Guess which airline has been reported as having attempted to "sanitise" a Wikipedia article about it...
Last week in this space we asked, "Who's Been Fiddling with Wikipedia?" Okay, there was Wal-Mart, the CIA and the Mormon Church. but they're not the only offenders.
This week it emerged that an Air New Zealand computer was used to sanitise an online Wikipedia article to make the airline look less culpable for its part in New Zealand's worst peacetime diaster.
An article about the 1979 Erebus crash on Wikipedia was altered to state "pilots are divided to this day as to whether the responsibility ... should rest with the pilot or the flight planning department" over the deaths of 257 passengers and crew.
The alteration, which has since been deleted, was identified this month as coming from a computer using the Air New Zealand server.
The Press of New Zealand reported that an Air New Zealand spokeswoman said the company was investigating the allegation.
But Cabinet minister Jim Anderton said that, if true, the change was "outrageous (and) entirely erroneous".
It was a case of the airline – now 80 per cent owned by the Government – trying to rewrite history to make it look better.

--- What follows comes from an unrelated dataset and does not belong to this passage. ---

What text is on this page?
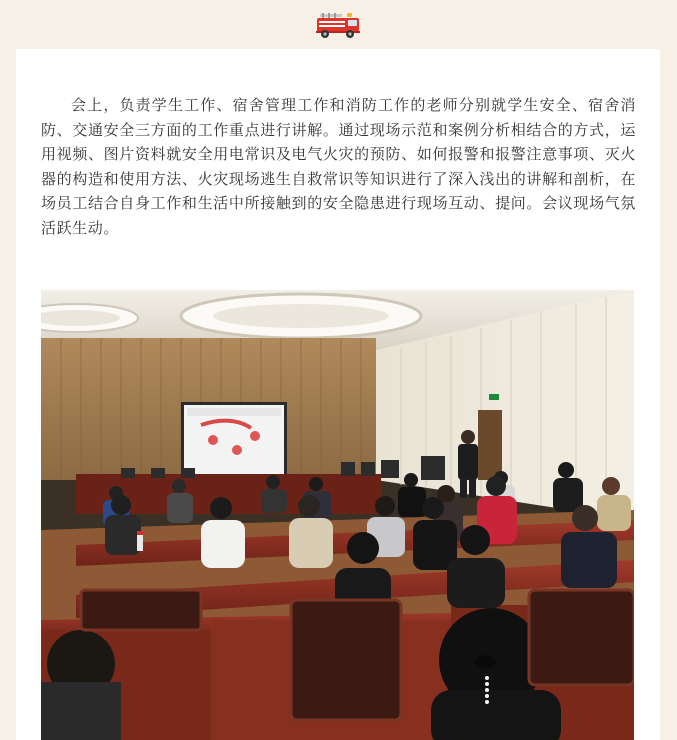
会上，负责学生工作、宿舍管理工作和消防工作的老师分别就学生安全、宿舍消防、交通安全三方面的工作重点进行讲解。通过现场示范和案例分析相结合的方式，运用视频、图片资料就安全用电常识及电气火灾的预防、如何报警和报警注意事项、灭火器的构造和使用方法、火灾现场逃生自救常识等知识进行了深入浅出的讲解和剖析，在场员工结合自身工作和生活中所接触到的安全隐患进行现场互动、提问。会议现场气氛活跃生动。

The airline's computers were implicated through a programme devised by self-described American "destructive technologist" Virgil Griffith to identify the computer systems used by those who made alterations to Wikipedia.
The Wikipedia alteration left unchanged the findings by Justice Peter Mahon's Royal Commission that Air New Zealand executives had been behind an "orchestrated litany of lies" to cover up the cause of the accident, including disposing evidence and engaging in subterfuge.
It also made no change to the assertion that Mahon's findings remained, even though the Privy Council overturned the result because he had exceeded his powers and denied the airline a fair hearing.
Anderton said the alteration suggested that Air New Zealand remained sensitive to allegations of blame for the Erebus crash.